(For previous installments see here, here, and here.)
One night, midway through grad school, I was out at a bar with some friends when a woman a few years ahead of us walked in. I knew her only slightly, but one of my friends jumped up. "Hey! Did I hear that you just submitted your dissertation? Congratulations!"
We crowded around her, awed and impressed. Most of us had barely written a single chapter at that point.
"God! That must feel amazing," said one. "Does it feel amazing?"
"You must be so happy. Wow. You must be so proud." Said another.
She laughed. "You know? Eventually you get to the point where you hate your dissertation--SO MUCH--that the only way to be rid of it is to finish it."
That remains one of the more useful pieces of advice that I received in grad school. Though I never grew to hate my dissertation and I don't hate my book, I've hated large parts of the writing process and I've gone through plenty of periods of feeling sick of this project.

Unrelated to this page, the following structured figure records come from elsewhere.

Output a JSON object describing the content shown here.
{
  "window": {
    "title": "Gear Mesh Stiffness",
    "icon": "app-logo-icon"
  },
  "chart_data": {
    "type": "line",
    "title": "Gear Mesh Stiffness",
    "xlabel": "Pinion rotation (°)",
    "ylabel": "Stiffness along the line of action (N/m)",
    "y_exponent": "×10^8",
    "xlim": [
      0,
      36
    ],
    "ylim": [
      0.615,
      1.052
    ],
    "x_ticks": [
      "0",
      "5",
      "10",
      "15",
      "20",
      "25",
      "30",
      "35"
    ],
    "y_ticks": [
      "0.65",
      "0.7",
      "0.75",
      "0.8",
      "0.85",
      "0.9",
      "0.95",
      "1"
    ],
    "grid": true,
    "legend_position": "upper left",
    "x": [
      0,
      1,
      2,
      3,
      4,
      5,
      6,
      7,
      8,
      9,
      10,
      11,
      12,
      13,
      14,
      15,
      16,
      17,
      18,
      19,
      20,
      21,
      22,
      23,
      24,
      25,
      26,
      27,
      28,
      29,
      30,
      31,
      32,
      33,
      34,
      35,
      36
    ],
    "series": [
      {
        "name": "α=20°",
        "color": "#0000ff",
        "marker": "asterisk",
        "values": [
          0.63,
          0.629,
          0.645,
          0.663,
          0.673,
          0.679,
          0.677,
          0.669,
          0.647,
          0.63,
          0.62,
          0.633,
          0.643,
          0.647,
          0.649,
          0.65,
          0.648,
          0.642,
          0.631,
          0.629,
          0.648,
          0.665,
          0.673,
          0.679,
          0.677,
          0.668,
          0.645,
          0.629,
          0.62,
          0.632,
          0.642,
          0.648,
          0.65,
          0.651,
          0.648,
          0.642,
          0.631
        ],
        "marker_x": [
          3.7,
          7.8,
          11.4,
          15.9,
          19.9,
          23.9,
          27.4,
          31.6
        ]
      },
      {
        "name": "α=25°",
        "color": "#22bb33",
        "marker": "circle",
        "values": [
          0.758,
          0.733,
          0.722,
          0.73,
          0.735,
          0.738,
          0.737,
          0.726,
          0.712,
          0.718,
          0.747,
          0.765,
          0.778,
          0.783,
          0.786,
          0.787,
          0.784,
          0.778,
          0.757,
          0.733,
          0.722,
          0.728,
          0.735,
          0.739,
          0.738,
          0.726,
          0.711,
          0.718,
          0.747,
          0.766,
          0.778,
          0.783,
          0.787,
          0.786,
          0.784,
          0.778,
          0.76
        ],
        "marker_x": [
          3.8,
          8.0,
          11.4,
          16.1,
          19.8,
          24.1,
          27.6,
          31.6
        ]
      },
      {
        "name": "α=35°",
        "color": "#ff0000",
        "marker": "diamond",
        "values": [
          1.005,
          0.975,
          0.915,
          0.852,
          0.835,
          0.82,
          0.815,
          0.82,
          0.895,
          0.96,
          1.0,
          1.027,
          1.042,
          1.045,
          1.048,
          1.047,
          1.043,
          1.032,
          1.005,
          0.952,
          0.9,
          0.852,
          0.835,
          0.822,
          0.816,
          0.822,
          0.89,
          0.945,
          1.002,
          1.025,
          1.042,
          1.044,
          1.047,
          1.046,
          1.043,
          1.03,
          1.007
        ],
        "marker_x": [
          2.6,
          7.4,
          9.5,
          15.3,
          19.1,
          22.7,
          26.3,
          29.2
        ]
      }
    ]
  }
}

Right now is one such period. So last week I finished my latest round of revisions and dropped the manuscript back in the mail to the press that had asked for an R&R. I'm not so foolish as to think that this represents the last round of revisions that I'll make, or even the last significant revisions. But though parts of the book can still be improved, the shape of the whole is pretty much what it's going to be; I can't take this particular project any further, intellectually.
I hope my new reviewers like it. But if they don't, I'm going to send it out to another press--and if need be to another and another--before making further revisions.
I like my book. I feel good about its prospects. But it's time to move on.